The technological solutions that have been floated thusfar -- like some sort of cryptographic backdoor that law enforcement would only activate when it properly obtained a warrant -- have been met with criticism.
"As a recovering computer scientist, it is clear to me that creating a pathway for decryption only for good guys is technologically stupid," said Lieu. "You just can't do that."
Rep. Will Hurd (R-TX), who is a former CIA agent and former senior advisor for information risk management firm FusionX, asked Dr. Matthew Blaze, who also testified at the hearing, for his opinions about a split-key approach to encryption.

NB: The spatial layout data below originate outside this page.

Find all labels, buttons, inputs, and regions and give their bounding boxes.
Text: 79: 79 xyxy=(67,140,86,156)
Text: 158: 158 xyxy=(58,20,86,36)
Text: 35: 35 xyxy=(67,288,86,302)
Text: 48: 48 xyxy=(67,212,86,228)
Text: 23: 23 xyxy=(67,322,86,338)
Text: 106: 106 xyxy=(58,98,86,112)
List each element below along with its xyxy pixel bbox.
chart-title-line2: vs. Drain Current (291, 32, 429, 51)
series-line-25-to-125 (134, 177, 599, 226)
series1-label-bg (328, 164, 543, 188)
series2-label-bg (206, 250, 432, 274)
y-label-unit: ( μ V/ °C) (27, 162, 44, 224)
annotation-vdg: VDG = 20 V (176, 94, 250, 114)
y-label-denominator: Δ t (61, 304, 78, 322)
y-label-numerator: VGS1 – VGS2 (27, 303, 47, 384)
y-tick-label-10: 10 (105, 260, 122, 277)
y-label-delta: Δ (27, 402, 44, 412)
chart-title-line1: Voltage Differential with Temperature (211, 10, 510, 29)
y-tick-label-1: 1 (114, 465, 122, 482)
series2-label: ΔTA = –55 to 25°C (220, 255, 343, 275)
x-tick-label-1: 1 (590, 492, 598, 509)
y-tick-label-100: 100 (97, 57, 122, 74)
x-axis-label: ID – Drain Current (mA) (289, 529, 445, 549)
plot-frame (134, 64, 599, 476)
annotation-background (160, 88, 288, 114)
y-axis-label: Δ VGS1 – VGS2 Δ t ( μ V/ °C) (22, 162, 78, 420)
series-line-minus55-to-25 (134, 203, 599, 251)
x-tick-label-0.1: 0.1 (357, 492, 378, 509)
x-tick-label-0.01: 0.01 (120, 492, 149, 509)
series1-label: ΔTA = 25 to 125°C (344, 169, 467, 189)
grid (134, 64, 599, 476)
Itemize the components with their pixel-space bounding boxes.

Blaze is a computer science professor at the University of Pennsylvania who's been focusing on cryptography, surveillance, and the legal aspects of it since the days of the Clipper Chip:
Blaze: There are things we can do, like splitting the key between multiple locations, that can reduce some aspects of some of the risks in a system like this.

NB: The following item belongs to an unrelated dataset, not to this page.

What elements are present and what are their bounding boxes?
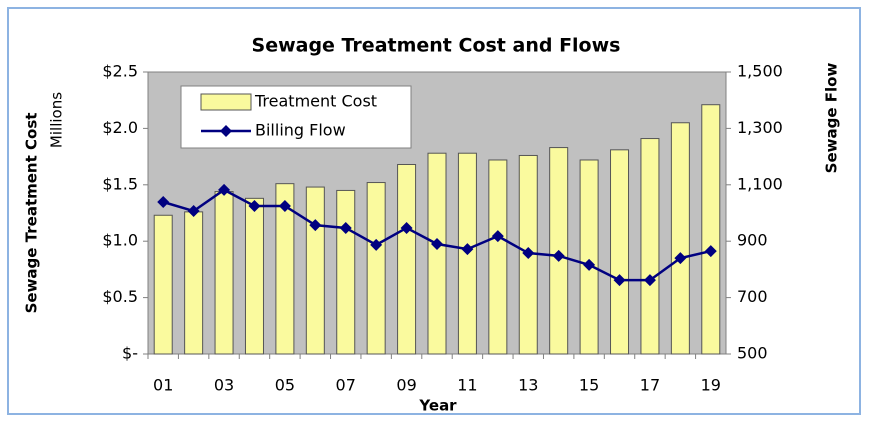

Hurd: But it does create additional vulnerabilities that anyone who has technical capabilities would be able to take advantage of.
Blaze: That's right. We can move some of the risks around from one part of the system or another, but there is still fundamental problems.
Hurd also questioned Conley's assertions that Google and Apple have made it impossible for law enforcement could obtain data they need with properly issued warrants. Conley said "we could get the device, but we couldn't get the information off the device if it's running iOS 8," which would be secured with a passcode.
Hurd did not buy the argument. He asked Blaze how long it would take to crack a 4-digit PIN, using modern methods. Blaze responded "on modern computing hardware, essentially no time at all."
Hurd: That's the equivalent of taking a safe out of a home and using some safecracking skills -- this would be the digital equivalent?
Blaze: No this would be much easier."
Something more complicated than a 4-digit PIN, of course, would be another matter.
Another solution that's been discussed: holding copies of encryption keys in escrow for government use. Yet, Moulds from Thales points out that confidentiality is not the only thing encryption is used for. Encryption is also used for digital signatures; and holding a key used for that purpose in escrow would entirely defeat the purpose of the digital signature. If more than one copy of a seal exists, then how can you be sure it wasn't forged?
"If I take a back-up of it," says Moulds, "I can never say that [the signature] was really her, because she can always say it was someone else."
The "solutions" that have been proposed may not be solve any more problems than they create, but there's no denying that encryption has a dark side, as anyone who's contended with ransomware knows.
Speaking at RSA, Assistant Attorney General for National Security John Carlin was asked for his thoughts on the matter. He had an optimistic viewpoint, saying that other complex issues have been handled before by the government and the security community working together to develop norms, and this would just be one more example of that.
"Is there a solution?" said Carlin. "I would think the best minds could come up with one."